So maybe it's because I've been doing a lot of UI work lately, or maybe it is because Jeff Peters and Hal Helms have been talking about user interfaces on their podcast, but for whatever reason I've been taking greater notice of interfaces over the past few weeks. It really interesting just how bad some interfaces can be, and how sometimes, just one feature can really make or break a user experience. Case in point my cable box. Here in Philadelphia I have Comcast. When I first moved into my new house a few months ago and called to set up my service I was really surprised that human answered the phone within about 10 seconds of dialing. I'm most familiar with Time Warner Cable in New York where you usually had to try to talk to a machine for 5 minutes before getting fed up and pressing 0 or screaming "Operator!," only to be put on hold for another 30 minutes before you could finally talk to someone. And once you did get a human on the line they usually sounded like they were doing you the biggest favor in the world by talking to you. So anyway, at this point I though Comcast really had it together. However once I finally got my HD/DVR digital cable box (made by Motorola) and started using it, well that is where the love affair ended. I've actually had to call customer service three times in a little less than three months due to the horrible interface this box has.
The first time I called was about ten minutes after I started using the box the first night we had it. The problem was I would navigate down into some listing menu five levels deep and couldn't figure out how to go back up one level. It was so annoying because I could completely exit the menu, but then I'd have to navigate back down to where I was to view the next option in the menu. Now I really don't think I'm that dense, I tried several things - the back button, the page up button, the menu button - but I just couldn't figure this out. So I called only to find out I needed to press the "last" button. I guess that sort of made sense, but it just didn't seem that obvious to me at the time. (To this day I still find it awkward. This may be due to where the last button is placed on the remote control. It is basically under half of your palm when you hold the remote which makes it hard to reach.)

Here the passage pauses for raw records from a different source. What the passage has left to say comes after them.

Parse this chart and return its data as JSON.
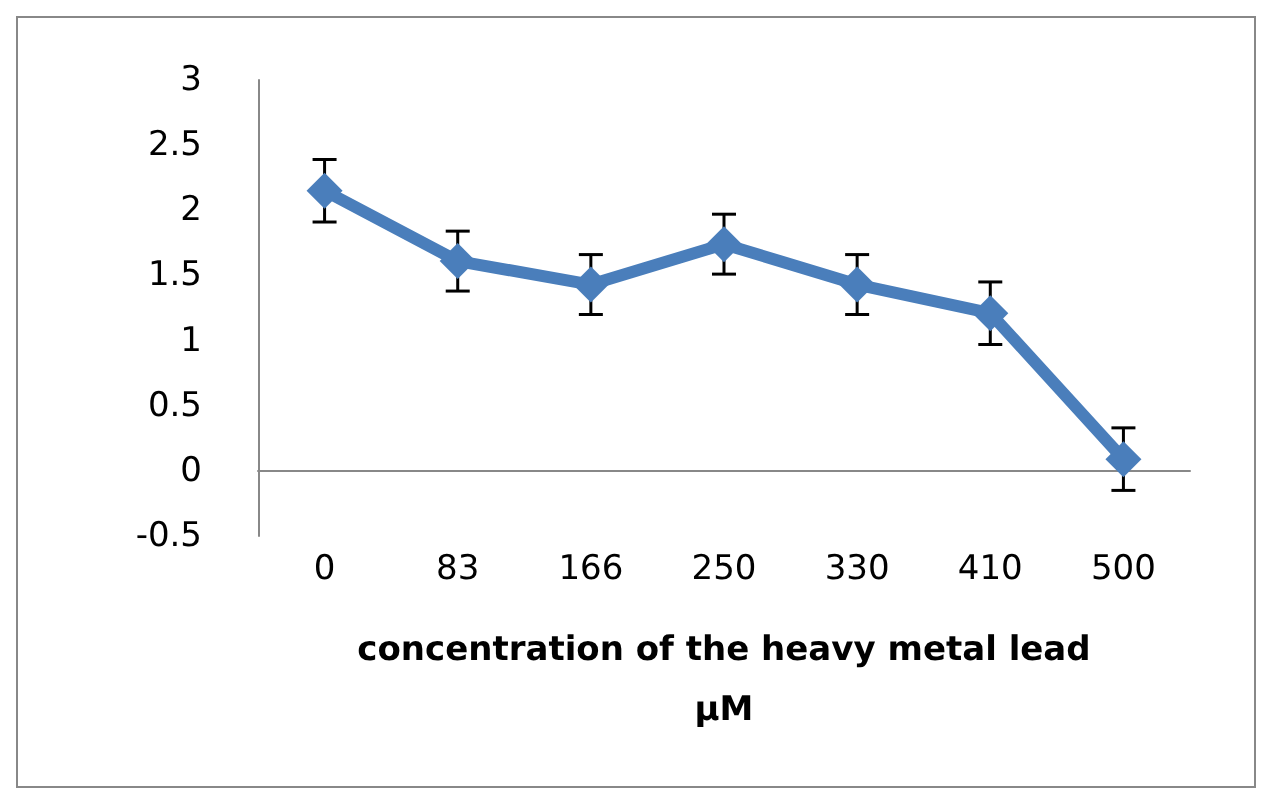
{
  "chart_data": {
    "type": "line",
    "categories": [
      "0",
      "83",
      "166",
      "250",
      "330",
      "410",
      "500"
    ],
    "xlabel": "concentration of the heavy metal lead\nµM",
    "series": [
      {
        "color": "#4a7ebb",
        "values": [
          2.15,
          1.61,
          1.43,
          1.74,
          1.43,
          1.21,
          0.09
        ],
        "errors": [
          0.24,
          0.23,
          0.23,
          0.23,
          0.23,
          0.24,
          0.24
        ]
      }
    ],
    "ylim": [
      -0.5,
      3
    ],
    "yticks": [
      -0.5,
      0,
      0.5,
      1,
      1.5,
      2,
      2.5,
      3
    ],
    "grid": false,
    "marker": "diamond",
    "line_style": "solid"
  }
}
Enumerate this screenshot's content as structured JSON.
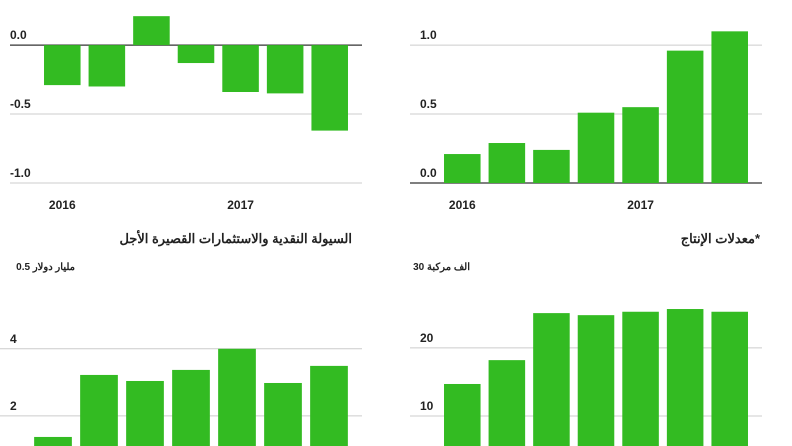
{
  "chart_data": [
    {
      "type": "bar",
      "categories": [
        "2016",
        null,
        null,
        null,
        "2017",
        null,
        null
      ],
      "values": [
        -0.29,
        -0.3,
        0.21,
        -0.13,
        -0.34,
        -0.35,
        -0.62
      ],
      "color": "#33bb22",
      "ylim": [
        -1.0,
        0.32
      ],
      "yticks": [
        {
          "value": -1.0,
          "label": "-1.0"
        },
        -0.5,
        {
          "value": 0,
          "label": "0.0"
        }
      ],
      "grid": true
    },
    {
      "type": "bar",
      "categories": [
        "2016",
        null,
        null,
        null,
        "2017",
        null,
        null
      ],
      "values": [
        0.21,
        0.29,
        0.24,
        0.51,
        0.55,
        0.96,
        1.1
      ],
      "color": "#33bb22",
      "ylim": [
        0,
        1.32
      ],
      "yticks": [
        {
          "value": 0,
          "label": "0.0"
        },
        0.5,
        {
          "value": 1,
          "label": "1.0"
        }
      ],
      "grid": true
    },
    {
      "type": "bar",
      "title": "السيولة النقدية والاستثمارات القصيرة الأجل",
      "ylabel": "0.5 مليار دولار",
      "values": [
        1.37,
        3.22,
        3.04,
        3.37,
        4.0,
        2.98,
        3.49
      ],
      "color": "#33bb22",
      "ylim": [
        1.1,
        6.5
      ],
      "yticks": [
        2,
        4
      ],
      "grid": true
    },
    {
      "type": "bar",
      "title": "معدلات الإنتاج*",
      "ylabel": "30 الف مركبة",
      "values": [
        14.7,
        18.2,
        25.1,
        24.8,
        25.3,
        25.7,
        25.3
      ],
      "color": "#33bb22",
      "ylim": [
        5.6,
        32.6
      ],
      "yticks": [
        10,
        20
      ],
      "grid": true
    }
  ]
}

The next time I had to call because, while we had ordered a DVR box, our cable box didn't seem to be recording any of the programs my wife and I were trying to record. (DVR is kind of like Tivo built into the cable box.) I was able to navigate to the program in the on-screen guide and hit the record button on the remote control which in turn caused a little red circle appeared next to the program title indicating it was recording, however, once we went to watch any of our recorded programs we couldn't find them in the menu system. I though that this was me just not "getting it" again so I called Comcast. After a few minutes they determined that the box I had didn't actually have DVR capabilities. When I asked why then it would show the program recording they didn't really have an answer. This was fantastic example of a horrible interface in action.
The third call was just the other night. Somehow the volume on the cable box had become muted. I knew it was the cable box that was muted an not the TV because an on-screen message said "MUTE" in the cable box's display font. This was strange because up until this point we had always controlled the volume and muting via the TV using the cable remote. I tried to un-mute the cable box but everything I tried only changed TV volume, not the cable box's. I even tried navigating into the cable box's audio options menu, but alas I was again stumped by my cable box's interface. I called Comcast and they had me punch a code into the remote and we finally had sound again. When I asked how the cable box could have gotten muted in the first place, again the Comcast rep had no answer. This must be a common issue though because the rep had the answer ready.
Now while dealing with customer service at Time Warner Cable in New York was never fun, I don't really remember having all of these problems working with the cable box. In fact, I remember the interface being quite smart. (I wish I could remember who made those boxes.) One feature I absolutely loved was fast-forward. If you were fast-forwarding through commercials and hit the play button when you got back to your program the player would back up a second or two before playing. The player actually tried to compensated for the time it took for you to press play after seeing your program on screen. I can't say how much I miss this feature on my current cable box.
So just keep in mind that while you may not think it's quite fair to condemn a whole application because of a single UI slip-up, your users may not be so forgiving...
(And yes I know I need to take my own advice and do something about the small reverse type on this blog.)